This is a direct result of an incident last summer in which two photos Reuters published had been doctored in a way which changed their meaning and thus no longer accurately portrayed what had been shot.
I am pleased to announce today that we are working with Adobe and Canon to create a solution that enables photo editors to view an audit trail of changes to a digital image, which is permanently embedded in the photograph, ensuring the accuracy of the image.
We are still working through the details and hope this will be a new standard for Reuters and I believe should be the new industry standard.
It is important to say that we sought this technical solution, not because we don’t trust our photographers – far from it. I am incredibly proud of the amazing and dangerous work our photographers and journalists do. They all too often risk their lives to get the photograph that tells the true story of a conflict or captures the horror of war. The threat of injury or death is a daily hazard for many.
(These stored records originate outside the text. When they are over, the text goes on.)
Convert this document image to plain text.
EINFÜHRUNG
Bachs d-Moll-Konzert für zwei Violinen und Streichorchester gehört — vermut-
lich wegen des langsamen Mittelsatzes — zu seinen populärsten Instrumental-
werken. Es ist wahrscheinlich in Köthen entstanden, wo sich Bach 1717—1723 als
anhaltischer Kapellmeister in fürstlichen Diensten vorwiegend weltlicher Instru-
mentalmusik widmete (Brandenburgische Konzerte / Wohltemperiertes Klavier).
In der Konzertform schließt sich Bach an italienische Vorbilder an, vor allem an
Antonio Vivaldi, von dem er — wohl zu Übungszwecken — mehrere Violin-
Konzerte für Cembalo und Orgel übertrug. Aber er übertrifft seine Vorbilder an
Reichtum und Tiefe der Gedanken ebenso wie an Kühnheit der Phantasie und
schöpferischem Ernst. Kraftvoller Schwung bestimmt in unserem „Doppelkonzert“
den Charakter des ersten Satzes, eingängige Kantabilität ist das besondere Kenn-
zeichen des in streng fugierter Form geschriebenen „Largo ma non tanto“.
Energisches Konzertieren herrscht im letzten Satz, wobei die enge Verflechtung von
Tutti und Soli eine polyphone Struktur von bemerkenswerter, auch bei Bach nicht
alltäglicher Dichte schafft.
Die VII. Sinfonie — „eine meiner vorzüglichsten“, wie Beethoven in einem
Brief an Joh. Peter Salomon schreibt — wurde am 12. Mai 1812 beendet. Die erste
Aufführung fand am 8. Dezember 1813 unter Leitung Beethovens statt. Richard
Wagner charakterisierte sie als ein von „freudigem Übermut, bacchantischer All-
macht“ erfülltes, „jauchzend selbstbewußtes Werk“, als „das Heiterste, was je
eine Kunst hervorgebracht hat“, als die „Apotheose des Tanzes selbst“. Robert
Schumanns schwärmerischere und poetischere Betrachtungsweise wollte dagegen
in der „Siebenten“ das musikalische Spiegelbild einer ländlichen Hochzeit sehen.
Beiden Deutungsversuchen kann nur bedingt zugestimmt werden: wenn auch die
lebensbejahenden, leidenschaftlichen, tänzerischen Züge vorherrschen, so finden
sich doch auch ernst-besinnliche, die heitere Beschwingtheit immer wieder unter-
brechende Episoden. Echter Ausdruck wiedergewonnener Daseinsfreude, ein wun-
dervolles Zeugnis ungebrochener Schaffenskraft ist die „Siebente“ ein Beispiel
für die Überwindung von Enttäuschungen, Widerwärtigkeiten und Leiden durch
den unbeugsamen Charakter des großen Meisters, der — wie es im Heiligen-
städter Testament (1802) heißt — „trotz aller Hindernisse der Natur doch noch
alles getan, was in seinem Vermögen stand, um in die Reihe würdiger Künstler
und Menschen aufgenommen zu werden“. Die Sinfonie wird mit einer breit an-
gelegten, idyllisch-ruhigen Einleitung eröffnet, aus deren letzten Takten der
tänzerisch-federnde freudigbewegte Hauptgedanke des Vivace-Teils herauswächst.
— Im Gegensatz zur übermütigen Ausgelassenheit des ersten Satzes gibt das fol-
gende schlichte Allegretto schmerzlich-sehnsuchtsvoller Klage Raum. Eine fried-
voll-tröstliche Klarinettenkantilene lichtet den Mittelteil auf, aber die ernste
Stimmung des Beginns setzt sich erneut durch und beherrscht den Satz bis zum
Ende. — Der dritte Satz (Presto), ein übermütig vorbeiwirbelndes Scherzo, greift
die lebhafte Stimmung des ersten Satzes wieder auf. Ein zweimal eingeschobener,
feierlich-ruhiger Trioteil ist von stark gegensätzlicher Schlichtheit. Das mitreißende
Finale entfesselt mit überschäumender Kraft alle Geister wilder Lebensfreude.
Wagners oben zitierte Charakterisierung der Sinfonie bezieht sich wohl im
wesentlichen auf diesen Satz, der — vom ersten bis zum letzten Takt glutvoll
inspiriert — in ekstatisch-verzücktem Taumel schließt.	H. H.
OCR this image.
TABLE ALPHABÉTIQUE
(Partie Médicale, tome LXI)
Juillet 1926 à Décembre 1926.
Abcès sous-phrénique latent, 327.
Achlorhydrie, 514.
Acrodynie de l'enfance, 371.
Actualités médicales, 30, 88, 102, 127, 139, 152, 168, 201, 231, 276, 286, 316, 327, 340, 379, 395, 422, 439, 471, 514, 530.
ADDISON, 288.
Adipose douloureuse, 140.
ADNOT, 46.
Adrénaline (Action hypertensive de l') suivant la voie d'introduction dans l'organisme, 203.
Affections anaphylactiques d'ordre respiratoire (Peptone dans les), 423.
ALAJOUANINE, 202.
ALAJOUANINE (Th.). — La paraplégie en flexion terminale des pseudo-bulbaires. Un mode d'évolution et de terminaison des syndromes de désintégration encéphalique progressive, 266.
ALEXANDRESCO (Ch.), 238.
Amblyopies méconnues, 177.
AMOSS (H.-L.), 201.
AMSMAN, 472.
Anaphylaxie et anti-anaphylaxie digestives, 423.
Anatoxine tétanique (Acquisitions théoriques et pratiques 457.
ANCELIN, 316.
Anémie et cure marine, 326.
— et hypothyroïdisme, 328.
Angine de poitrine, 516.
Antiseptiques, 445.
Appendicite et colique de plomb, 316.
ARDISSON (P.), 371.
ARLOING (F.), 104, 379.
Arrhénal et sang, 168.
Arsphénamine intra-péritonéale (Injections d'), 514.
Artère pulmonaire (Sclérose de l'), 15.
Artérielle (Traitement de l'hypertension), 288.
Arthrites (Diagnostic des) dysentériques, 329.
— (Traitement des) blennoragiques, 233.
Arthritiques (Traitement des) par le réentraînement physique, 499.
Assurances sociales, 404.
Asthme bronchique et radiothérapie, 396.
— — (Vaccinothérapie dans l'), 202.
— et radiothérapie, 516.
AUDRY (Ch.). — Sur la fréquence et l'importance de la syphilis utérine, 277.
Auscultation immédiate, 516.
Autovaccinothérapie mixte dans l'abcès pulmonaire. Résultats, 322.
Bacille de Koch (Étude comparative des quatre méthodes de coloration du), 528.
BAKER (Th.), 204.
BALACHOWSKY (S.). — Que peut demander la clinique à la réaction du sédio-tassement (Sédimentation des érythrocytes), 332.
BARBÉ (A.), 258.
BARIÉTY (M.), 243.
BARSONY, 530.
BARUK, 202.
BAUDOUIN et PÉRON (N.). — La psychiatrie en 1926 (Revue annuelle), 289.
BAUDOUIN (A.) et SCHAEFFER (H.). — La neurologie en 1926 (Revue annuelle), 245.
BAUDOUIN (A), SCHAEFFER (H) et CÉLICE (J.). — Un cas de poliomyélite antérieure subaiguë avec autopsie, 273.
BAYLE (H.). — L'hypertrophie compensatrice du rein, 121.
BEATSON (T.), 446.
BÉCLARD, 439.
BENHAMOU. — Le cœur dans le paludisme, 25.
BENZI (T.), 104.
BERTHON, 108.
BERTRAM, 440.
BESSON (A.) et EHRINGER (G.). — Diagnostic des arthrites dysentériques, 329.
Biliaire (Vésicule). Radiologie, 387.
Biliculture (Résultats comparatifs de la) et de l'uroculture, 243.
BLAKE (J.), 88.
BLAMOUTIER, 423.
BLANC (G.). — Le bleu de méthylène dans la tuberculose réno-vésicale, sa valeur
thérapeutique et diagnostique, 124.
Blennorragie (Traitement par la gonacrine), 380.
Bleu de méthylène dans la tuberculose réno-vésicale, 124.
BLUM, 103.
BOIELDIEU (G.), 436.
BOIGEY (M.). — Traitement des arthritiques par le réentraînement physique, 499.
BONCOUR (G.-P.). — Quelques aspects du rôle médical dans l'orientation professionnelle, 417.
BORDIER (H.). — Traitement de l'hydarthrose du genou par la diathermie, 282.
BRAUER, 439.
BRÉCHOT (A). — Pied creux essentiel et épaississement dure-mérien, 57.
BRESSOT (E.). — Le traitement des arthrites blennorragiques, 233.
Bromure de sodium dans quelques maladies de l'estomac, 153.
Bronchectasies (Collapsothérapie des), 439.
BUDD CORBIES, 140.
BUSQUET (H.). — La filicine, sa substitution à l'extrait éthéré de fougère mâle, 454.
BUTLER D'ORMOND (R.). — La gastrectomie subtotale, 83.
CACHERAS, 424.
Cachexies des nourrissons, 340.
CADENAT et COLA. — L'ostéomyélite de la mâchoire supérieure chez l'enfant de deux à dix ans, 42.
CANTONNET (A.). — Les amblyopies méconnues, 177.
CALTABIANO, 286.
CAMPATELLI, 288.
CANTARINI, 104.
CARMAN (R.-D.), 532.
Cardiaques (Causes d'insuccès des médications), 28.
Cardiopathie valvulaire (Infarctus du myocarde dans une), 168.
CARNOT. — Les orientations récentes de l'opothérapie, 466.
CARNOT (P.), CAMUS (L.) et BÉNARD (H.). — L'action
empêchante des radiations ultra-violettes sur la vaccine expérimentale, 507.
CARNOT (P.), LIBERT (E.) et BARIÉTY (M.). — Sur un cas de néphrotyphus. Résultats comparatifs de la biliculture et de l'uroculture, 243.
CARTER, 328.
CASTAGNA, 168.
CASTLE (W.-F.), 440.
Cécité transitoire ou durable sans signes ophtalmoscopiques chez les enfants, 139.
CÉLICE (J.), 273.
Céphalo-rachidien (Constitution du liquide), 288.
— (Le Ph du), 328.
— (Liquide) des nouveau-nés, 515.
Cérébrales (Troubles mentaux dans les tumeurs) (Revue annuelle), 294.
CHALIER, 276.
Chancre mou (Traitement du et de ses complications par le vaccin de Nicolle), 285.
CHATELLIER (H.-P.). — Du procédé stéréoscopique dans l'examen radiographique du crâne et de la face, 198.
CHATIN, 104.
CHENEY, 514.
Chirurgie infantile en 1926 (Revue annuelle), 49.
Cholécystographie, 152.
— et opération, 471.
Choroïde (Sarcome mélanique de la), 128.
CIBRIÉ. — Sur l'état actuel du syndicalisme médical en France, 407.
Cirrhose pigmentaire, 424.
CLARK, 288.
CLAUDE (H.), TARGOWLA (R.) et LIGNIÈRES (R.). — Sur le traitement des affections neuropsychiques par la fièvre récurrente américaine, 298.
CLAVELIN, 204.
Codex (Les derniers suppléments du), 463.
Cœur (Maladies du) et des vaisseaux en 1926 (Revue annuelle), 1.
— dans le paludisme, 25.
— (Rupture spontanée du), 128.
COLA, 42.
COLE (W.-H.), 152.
No, we sought a technical solution so that we had total and full transparency of our work. It’s what we stand for. It’s what we’ve always stood for. And we hope that it will provide reassurance to editors and consumers of our services.
Clearly, there needs to be a more detailed description of this, which I hope will be forthcoming. But for now I'm not sure how this will "ensure the accuracy of the image," per se, because it will not programatically prevent the publication -- even by Reuters, apparently -- of an image whose audit trail is not inspected. And in the online world images are published by the provider -- Reuters, AP, AFP, etc. -- directly on client sites, not by the Yahoos of the world.
There is also the matter of what weight this embedded information might add: will the audit trail data merely report what Photoshop tools had been used -- crop, autolevels, clone -- or will it include thumbnails of the before and after, which strikes me as the only way to know if a legal tool had been used legally? If the latter, this could add considerable weight, which is anathema in the online world, even in the era of broadband.
Reuters has some pretty specific rules about what can be done to a news photo. The short answer is, very little. It can be cropped to remove extraneous scenery (zeroing in on the action) but not to alter the appearance of the scene (like cutting out your boyfriend from a picture taken in happier times). An editor cannot make an overcast day look like a gathering storm, add a hockey puck or copy and paste smoke clouds from a bombing site.
And herein likes the problem: unless it is specific tools that must be left in the chest -- thus making it possible to automatically stop an image in its tracks on the production line -- computer-assisted auditing may provide an editor with nothing more helpful than her keen obervational and forensic skills. Each of the two embarrassing incidents of last August were detected by scrutinizing amateurs, not by digital analysis. This suggests to me that it is time that is needed most, not something new for the toolbelt.
And also unmentioned is how Reuters would vet the photographs from amateurs it is now soliciting with Yahoo. These will contain no information beyond the usual EXIF stuff, if that. Reuters intended to make these available for use in news stories, and Reuters Media President Chris Ahearn has raised the stakes to about as high as they can go by saying, "What if everybody in the world were my stringers?"
I did some programming when I was at Reuters and discovered a basic principle: Figure out which are machine decisions and which are human decisions. Shield humans from the machine decisions and never let the machine make a human one.
This Reuters initiative is well-intentioned and it may help. But my fear is that it will provide Reuters with nothing more than a false sense of security, and if anything goes wrong it won't be Canon or Adobe -- or Glocer -- who gets to fall on his sword.